UConn must be a more welcoming, inclusive community


Over the weekend, UConn student Mahmoud Hashem discovered that his name tag on his dorm room door had been vandalized. Someone had written the words “Killed Paris” under his name, referring to the recent terrorist attack that occurred in France on Friday. This hateful act of bigotry is reprehensible and merits unqualified condemnation from the UConn community.

UConn is supposed to be an inclusive community where all students feel like they belong and are welcome here. No student should feel uncomfortable due to harassment based on their ethnicity or religion. Yet that is precisely what has happened in this instance. Whoever wrote that hateful message drew a connection between Muslim UConn students and the actions of terrorists, making these students feel unwelcome and subject to the suspicion and even hate of other students. When asked by WTNH if he felt safe at UConn, Hashem responded, “Maybe. I don’t know.”

This is completely unacceptable. No student should feel unsafe on this campus because they are being targeted for intimidation and harassment based on their race or religion. At a demonstration on Monday, Hashem said, referring to the vandalism, “I just want to tell that guy: I’m not a terrorist. I don’t do that. I love America, I come to live in America, I love the people here, so don’t treat me like a terrorist.”

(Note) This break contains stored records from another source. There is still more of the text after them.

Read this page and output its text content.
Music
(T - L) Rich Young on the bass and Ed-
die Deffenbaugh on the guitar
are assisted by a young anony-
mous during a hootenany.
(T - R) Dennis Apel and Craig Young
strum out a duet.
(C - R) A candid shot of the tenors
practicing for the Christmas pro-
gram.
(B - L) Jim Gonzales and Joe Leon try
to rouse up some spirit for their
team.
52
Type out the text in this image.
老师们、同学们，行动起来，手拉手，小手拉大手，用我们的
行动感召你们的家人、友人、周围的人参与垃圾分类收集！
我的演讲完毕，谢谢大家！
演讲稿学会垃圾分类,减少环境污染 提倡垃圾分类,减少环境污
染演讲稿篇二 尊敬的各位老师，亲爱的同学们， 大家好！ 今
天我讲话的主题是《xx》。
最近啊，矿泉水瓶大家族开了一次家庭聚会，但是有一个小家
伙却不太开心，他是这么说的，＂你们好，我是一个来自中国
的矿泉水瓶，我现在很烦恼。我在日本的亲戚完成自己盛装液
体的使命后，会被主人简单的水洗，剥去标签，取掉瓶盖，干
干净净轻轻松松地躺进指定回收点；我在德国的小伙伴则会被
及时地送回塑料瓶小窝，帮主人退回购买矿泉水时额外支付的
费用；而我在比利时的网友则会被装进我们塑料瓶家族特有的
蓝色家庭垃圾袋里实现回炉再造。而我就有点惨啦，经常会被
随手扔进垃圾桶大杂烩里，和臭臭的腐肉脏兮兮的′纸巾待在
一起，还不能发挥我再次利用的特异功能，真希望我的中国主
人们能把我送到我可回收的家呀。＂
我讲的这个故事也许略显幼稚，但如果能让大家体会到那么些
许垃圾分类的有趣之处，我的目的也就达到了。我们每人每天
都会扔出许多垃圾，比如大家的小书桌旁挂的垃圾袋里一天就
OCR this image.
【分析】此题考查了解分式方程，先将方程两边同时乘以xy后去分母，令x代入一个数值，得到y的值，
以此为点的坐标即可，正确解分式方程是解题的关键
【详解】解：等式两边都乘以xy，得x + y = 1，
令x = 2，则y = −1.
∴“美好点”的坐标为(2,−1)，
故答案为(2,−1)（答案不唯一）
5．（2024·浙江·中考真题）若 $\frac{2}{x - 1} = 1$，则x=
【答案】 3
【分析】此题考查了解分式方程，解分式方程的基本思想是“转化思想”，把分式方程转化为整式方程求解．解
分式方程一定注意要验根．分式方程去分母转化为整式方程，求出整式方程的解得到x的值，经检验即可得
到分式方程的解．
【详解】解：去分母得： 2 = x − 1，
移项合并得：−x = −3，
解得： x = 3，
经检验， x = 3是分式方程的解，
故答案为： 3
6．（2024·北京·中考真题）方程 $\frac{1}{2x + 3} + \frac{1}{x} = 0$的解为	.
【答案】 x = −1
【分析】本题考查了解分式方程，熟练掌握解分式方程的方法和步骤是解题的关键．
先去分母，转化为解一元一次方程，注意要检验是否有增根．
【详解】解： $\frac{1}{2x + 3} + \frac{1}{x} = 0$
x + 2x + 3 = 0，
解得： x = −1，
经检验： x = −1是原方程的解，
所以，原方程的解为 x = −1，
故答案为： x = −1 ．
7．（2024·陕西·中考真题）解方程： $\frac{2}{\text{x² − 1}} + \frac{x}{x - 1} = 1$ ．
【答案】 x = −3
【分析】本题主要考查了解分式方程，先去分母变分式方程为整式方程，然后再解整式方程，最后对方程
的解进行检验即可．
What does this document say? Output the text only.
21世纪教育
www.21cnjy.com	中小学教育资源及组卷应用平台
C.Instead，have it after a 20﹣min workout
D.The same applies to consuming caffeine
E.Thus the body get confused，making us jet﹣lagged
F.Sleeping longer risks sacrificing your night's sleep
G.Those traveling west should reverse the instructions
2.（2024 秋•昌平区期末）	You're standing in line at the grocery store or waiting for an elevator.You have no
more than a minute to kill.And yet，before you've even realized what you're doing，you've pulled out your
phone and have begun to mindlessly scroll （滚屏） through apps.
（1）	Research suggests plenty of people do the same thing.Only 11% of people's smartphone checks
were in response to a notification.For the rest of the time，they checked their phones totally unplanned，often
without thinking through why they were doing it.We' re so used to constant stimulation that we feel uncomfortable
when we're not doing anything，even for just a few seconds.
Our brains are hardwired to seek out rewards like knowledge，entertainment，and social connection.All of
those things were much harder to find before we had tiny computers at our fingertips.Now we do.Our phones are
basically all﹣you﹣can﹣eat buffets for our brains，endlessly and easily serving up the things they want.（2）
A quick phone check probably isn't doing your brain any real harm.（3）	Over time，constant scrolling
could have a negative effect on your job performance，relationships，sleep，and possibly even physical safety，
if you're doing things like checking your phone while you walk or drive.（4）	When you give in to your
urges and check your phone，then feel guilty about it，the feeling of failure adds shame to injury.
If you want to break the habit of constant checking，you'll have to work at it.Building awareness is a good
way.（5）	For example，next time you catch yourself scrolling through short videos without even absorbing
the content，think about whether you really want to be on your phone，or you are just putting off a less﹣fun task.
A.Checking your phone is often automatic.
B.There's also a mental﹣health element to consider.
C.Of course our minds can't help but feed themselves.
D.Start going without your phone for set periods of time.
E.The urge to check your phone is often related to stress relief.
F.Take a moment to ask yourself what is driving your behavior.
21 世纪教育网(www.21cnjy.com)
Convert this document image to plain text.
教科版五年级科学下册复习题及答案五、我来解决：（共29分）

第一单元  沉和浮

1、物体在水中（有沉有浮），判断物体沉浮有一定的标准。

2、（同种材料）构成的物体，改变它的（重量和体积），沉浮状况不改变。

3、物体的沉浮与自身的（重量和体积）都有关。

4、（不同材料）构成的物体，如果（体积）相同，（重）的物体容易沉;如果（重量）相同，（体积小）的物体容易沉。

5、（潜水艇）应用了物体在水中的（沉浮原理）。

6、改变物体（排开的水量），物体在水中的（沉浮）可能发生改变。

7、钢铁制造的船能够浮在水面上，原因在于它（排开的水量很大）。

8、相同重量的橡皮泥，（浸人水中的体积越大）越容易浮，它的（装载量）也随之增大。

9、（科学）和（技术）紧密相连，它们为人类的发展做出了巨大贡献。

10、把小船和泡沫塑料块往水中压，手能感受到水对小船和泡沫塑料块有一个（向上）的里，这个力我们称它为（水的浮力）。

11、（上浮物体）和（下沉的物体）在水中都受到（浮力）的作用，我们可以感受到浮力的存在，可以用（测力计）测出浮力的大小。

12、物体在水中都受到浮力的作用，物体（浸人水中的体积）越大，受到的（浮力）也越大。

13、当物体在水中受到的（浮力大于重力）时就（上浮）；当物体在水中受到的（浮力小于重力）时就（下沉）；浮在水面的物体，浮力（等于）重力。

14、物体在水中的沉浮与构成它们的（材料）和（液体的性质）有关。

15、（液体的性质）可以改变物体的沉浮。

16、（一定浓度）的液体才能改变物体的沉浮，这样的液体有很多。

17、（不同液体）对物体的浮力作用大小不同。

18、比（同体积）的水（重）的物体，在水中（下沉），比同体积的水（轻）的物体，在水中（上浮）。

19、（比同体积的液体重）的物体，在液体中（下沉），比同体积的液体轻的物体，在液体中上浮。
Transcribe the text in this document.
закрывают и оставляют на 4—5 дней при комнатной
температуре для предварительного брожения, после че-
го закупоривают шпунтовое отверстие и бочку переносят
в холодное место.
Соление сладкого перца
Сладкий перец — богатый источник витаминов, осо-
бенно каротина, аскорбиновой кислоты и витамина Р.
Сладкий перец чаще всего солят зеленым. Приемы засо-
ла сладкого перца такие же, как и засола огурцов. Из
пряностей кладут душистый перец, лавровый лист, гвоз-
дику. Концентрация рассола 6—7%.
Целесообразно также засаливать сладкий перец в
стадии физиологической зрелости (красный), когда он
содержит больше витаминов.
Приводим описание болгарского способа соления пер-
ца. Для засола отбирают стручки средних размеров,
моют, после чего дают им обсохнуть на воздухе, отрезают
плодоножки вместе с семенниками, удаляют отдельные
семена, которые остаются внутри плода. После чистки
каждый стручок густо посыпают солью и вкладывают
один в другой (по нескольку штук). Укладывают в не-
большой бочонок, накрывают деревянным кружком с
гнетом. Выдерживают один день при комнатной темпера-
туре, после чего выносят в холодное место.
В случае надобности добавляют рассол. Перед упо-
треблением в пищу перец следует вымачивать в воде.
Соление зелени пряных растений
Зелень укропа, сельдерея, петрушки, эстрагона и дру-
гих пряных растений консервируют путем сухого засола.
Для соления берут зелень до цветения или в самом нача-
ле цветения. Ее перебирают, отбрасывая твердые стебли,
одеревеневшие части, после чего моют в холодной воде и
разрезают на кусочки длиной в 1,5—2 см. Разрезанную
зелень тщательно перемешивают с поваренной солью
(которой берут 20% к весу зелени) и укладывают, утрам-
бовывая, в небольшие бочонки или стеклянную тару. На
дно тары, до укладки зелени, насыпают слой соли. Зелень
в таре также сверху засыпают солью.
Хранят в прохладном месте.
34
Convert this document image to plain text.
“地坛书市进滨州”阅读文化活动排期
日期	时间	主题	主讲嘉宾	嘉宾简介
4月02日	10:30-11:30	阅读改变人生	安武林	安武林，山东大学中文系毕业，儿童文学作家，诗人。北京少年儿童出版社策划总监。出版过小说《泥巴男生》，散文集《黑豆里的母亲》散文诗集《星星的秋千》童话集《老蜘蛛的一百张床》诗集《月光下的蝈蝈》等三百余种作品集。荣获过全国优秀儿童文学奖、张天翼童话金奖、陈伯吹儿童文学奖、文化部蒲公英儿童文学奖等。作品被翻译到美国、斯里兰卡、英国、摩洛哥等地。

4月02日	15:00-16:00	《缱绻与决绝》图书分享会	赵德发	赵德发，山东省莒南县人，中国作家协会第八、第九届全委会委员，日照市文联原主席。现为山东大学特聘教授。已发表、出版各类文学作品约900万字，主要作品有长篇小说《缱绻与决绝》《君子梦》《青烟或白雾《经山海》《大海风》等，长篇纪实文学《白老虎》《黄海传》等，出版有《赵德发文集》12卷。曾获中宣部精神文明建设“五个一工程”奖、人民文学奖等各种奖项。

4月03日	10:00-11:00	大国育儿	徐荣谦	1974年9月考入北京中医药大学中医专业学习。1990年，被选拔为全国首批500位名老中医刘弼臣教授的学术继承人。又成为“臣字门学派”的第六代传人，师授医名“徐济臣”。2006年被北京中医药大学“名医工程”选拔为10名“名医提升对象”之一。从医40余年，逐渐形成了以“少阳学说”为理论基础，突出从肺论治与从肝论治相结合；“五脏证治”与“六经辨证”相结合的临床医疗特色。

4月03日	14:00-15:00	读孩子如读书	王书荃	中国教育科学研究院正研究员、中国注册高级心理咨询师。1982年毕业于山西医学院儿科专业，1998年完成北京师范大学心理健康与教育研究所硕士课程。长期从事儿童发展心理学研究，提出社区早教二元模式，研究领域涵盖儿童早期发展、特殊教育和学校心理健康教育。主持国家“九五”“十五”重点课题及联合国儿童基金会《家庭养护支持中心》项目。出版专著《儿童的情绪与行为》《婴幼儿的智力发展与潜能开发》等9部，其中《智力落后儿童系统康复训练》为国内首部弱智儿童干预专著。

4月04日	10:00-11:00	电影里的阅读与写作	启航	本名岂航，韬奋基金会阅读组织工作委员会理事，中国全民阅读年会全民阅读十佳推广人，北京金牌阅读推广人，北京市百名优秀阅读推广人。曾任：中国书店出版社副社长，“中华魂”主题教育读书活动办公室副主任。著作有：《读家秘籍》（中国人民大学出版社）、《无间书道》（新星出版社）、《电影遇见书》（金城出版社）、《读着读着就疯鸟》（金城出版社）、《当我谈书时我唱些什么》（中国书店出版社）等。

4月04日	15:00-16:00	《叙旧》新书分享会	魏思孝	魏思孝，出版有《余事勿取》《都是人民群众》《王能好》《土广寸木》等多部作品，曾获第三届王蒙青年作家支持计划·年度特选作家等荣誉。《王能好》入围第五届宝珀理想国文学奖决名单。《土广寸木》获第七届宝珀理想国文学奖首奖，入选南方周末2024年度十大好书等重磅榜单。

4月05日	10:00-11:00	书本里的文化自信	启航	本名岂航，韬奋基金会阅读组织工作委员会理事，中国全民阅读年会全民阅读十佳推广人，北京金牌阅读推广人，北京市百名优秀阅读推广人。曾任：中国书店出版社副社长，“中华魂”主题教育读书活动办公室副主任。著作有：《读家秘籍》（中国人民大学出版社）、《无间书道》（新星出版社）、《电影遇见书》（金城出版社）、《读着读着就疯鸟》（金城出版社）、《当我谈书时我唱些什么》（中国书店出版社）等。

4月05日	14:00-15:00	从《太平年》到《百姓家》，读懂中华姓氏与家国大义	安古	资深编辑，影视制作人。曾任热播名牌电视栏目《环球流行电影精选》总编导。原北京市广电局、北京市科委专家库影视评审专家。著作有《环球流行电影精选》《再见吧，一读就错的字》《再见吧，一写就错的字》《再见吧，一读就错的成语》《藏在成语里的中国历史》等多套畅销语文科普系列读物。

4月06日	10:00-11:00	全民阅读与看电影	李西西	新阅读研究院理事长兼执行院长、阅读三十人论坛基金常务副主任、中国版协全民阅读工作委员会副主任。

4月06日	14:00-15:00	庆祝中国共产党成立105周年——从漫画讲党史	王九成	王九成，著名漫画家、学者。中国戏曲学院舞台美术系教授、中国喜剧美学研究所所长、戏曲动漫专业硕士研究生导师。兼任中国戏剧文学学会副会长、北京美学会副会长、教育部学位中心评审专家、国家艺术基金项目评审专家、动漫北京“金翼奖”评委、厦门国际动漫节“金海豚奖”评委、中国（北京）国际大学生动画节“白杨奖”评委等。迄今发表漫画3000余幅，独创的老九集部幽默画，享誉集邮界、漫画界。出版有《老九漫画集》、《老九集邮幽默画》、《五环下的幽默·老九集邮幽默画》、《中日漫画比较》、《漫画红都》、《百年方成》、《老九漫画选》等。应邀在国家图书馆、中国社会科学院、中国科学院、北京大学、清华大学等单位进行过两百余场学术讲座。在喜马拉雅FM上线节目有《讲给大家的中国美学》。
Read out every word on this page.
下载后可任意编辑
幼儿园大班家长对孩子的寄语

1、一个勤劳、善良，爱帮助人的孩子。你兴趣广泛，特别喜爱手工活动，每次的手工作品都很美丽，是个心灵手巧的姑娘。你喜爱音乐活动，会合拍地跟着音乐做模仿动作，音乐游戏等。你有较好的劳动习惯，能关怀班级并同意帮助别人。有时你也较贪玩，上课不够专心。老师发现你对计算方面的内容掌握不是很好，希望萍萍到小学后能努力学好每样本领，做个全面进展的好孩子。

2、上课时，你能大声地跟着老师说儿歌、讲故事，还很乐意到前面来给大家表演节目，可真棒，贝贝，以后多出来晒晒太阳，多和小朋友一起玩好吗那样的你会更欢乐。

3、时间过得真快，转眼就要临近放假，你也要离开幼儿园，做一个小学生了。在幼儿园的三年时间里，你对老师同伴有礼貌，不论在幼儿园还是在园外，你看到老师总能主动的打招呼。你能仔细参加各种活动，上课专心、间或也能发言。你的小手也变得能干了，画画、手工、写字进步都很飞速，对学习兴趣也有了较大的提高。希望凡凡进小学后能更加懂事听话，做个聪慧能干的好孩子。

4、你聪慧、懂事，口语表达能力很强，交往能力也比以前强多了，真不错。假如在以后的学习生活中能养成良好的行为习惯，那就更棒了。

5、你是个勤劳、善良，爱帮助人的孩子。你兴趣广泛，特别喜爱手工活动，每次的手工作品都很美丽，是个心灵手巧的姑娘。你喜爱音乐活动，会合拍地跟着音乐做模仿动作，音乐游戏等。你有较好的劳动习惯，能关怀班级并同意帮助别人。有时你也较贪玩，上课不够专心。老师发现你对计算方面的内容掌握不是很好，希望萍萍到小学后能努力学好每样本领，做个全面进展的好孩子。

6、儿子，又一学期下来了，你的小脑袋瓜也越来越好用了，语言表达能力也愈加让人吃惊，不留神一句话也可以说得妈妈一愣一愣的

His words are simple and stirring. They demonstrate how hurtful these types of bigoted attacks are on Muslim students. These students should not have to prove their loyalty to this country in response to the ignorant and hateful racism of their peers. We should be better than that. In fact, we must be better than that.

At UConn, we are a community. As a community, it is our responsibility to provide a welcoming and inclusive environment for our fellow students. When we do not do so, we are failing in our obligations to each other. If there is anything to take away from this upsetting incident, it is that we must continue striving to live up to our professed values.

We must let students like Hashem know that they belong here, that we care for them and that we vehemently denounce any actions that make them feel otherwise. The best way for us as a community to counteract events such as this is to drown out the hurtful acts with overwhelming expressions of love and support for the students affected.